At this point, if you're even still reading, you may be wondering who in the fuck is Aki Kaurismäki? Well friend, Aki Kaurismäki sort of is the Finnish film director. If you have to ask where Finland is, you have problems with which only a good, hard look at a map can help you. Back to the point- why should you care about Aki Kaurismäki? He's not for everyone, fair enough. But if you like either of his self-proclaimed favorites, French New Wave affiliated directors Jean-Pierre Melville and Robert Bresson, or Kaurismäki's friend and American contemporary, Jim Jarmusch, then Kaurismäki may be for you. Let me put this into a poor attempt at cinematic analysis: the pathos of Bresson combined with the cool noir of Melville as filtered through the laconically dry humor of Jarmusch. Or visually:
http://www.siffblog.com/mouchette3.jpg

+

http://thephantasmagoria.files.wordpress.com/2009/03/lesamourai3.jpg


http://upload.wikimedia.org/wikipedia/commons/b/b2/Division_Sign(a).png

http://dryden.eastmanhouse.org/media/strangerparadise.jpg

and that will get you

http://img151.imageshack.us/img151/2245/akikaurismaki.jpg

Or something like that.
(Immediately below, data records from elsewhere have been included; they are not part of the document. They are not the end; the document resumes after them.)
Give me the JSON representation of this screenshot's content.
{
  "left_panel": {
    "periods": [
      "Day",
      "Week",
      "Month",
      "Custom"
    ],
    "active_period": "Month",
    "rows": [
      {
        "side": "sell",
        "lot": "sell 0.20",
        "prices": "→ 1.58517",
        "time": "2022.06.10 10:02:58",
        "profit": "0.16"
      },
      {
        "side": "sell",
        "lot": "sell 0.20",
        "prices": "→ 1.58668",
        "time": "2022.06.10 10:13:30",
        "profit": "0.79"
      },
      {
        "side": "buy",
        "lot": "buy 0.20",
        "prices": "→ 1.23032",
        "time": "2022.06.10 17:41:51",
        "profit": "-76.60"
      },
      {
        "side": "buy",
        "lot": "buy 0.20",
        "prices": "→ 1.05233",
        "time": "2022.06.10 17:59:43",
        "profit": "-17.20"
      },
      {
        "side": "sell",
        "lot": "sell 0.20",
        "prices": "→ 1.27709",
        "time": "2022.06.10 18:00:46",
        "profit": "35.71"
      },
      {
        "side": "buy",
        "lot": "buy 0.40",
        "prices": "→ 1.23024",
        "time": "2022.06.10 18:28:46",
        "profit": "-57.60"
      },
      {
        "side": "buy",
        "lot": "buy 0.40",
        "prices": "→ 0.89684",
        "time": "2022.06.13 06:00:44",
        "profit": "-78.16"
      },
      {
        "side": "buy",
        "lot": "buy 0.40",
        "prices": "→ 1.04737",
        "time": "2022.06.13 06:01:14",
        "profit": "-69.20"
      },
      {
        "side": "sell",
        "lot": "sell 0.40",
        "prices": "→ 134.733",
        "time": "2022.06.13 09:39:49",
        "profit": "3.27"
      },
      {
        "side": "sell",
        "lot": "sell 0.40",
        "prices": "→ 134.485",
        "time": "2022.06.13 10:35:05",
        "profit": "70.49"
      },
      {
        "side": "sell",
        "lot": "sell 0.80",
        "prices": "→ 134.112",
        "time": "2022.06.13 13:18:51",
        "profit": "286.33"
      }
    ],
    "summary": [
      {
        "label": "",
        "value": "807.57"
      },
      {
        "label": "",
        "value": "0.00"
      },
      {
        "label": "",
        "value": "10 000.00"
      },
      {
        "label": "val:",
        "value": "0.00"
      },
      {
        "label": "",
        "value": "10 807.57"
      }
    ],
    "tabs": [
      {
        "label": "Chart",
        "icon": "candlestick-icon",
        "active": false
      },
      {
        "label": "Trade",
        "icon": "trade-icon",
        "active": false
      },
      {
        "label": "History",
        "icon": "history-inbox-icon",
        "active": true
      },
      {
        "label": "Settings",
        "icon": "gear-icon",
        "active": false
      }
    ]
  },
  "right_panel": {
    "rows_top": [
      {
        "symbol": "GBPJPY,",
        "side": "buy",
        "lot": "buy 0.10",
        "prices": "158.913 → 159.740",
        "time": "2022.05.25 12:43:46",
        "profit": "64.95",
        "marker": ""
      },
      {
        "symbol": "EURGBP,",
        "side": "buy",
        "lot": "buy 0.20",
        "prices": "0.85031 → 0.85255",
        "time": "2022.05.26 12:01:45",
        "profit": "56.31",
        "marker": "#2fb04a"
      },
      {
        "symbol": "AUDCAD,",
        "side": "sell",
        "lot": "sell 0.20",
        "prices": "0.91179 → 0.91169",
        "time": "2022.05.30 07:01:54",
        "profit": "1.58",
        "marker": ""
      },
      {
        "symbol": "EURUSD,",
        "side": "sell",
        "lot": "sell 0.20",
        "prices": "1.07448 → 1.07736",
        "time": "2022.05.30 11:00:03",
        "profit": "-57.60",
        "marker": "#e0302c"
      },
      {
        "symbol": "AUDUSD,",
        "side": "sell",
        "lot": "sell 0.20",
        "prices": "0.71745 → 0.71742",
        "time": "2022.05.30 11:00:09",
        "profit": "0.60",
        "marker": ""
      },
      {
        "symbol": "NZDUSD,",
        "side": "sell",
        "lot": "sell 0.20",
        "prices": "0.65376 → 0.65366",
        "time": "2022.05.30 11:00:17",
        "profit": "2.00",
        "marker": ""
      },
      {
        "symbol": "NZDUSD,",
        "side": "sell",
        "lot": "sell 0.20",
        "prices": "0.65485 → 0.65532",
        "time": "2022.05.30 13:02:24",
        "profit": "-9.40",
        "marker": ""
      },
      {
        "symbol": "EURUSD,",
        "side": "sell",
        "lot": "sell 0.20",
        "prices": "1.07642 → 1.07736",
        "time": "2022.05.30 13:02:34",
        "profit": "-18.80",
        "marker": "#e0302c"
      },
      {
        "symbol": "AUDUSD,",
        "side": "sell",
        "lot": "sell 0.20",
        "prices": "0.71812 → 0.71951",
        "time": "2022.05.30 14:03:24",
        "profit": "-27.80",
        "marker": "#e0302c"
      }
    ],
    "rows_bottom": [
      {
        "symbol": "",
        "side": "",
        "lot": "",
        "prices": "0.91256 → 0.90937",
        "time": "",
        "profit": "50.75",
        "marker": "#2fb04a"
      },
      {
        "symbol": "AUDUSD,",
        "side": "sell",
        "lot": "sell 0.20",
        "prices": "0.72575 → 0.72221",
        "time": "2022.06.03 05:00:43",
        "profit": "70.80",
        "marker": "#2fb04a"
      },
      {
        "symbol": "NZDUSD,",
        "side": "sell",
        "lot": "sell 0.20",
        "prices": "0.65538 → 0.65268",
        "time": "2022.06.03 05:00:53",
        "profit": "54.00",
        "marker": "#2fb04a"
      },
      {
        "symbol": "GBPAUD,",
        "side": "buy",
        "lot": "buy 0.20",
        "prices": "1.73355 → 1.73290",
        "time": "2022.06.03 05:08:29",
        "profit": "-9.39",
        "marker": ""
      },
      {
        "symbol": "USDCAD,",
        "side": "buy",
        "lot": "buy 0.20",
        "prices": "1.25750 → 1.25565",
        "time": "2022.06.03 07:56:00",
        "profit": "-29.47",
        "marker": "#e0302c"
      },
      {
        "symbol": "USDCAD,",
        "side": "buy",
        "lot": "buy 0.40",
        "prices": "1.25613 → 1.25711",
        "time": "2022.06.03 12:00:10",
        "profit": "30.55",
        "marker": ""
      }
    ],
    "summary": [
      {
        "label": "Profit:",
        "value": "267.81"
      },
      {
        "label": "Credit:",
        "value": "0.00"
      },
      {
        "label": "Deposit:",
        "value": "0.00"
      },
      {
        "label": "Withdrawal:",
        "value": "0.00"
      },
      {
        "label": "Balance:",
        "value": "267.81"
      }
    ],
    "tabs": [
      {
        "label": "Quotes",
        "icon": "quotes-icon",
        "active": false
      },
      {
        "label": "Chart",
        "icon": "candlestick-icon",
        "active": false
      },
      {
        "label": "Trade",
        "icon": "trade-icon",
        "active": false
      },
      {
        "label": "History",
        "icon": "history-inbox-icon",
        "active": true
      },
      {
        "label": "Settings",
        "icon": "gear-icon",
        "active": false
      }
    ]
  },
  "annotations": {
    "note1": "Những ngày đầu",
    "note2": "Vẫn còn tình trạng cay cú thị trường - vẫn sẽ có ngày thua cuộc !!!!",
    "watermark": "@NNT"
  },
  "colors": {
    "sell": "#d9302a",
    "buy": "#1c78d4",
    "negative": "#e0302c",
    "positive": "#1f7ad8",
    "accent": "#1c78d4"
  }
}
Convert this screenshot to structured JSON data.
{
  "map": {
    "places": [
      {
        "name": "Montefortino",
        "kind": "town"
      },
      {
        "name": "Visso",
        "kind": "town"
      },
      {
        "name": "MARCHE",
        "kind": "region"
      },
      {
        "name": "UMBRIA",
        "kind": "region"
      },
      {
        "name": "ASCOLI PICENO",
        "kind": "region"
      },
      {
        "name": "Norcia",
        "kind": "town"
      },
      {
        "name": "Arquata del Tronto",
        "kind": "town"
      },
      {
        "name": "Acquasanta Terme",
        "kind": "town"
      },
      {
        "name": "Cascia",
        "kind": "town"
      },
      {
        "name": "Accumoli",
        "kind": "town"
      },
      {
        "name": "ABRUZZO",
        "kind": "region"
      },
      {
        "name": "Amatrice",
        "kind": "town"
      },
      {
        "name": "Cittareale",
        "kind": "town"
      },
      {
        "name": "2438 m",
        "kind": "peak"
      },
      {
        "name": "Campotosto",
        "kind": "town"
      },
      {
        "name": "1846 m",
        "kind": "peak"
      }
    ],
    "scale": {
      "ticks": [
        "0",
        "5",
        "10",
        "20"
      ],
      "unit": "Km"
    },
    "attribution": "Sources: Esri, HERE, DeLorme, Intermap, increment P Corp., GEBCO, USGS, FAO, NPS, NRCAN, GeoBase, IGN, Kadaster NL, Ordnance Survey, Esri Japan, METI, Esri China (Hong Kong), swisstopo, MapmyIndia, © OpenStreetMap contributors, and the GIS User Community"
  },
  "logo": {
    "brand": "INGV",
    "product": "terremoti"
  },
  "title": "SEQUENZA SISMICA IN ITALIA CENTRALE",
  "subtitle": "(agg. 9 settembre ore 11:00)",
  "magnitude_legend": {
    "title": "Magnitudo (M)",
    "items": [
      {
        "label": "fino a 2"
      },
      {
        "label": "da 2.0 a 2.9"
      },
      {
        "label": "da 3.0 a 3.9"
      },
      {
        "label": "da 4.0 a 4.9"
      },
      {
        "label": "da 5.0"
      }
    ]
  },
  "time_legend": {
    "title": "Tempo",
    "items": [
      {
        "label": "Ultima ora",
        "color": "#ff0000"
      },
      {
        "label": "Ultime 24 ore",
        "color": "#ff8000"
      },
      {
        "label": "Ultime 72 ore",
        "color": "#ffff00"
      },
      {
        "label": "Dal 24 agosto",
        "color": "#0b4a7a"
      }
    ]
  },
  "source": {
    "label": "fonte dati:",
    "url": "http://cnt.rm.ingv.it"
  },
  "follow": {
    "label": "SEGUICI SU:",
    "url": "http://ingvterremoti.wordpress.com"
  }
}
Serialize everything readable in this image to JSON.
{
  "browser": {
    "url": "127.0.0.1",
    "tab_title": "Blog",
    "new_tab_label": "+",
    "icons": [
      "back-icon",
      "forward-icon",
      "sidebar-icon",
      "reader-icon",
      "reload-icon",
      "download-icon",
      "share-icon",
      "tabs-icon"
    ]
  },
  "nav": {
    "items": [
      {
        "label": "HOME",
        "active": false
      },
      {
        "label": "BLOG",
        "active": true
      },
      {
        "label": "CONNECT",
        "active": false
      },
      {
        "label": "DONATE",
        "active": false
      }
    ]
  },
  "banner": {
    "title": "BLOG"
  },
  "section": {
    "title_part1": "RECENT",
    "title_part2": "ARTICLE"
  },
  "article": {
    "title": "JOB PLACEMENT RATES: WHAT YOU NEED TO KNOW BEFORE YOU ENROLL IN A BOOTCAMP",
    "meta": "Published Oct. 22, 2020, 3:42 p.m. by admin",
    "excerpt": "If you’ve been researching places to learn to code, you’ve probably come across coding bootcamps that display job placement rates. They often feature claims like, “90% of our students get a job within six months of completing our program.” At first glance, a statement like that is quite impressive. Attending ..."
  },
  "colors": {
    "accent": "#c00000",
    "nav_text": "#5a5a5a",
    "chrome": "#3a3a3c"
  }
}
Incidentally, Fassbinder fanatics tend to like him to, at least as far as Wikipedia is concerned.

Still not convinced? Like the man for his politics. He boycotted the Oscars twice in protest of the Bush administration's war mongering, once not showing up to the ceremony when his movie, Man Without a Past, was up for Best Foreign Film and another time refusing Lights in the Dusk from even being considered for the award. Kaurismäki also declined to attend a film festival in New York out of solidarity for an Iranian film director friend, Abbas Kiorastami, who was refused a visa.

Enough of my drivel, let his work do the talking. I'm posting a link to the beginning of Ariel, included in the delightful Proletariat Series boxed set from Criterion's Eclipse series. We're probably the only store in Los Angeles that carries it. Come in to Book Soup and buy it. You and I will be just about the only people in Los Angeles who will own it. And care.



P.S. It might be worth mentioning- this is a comedy.

1 comment:

Tosh Berman said...

Mega interesting Hanna. I am going to see all his films!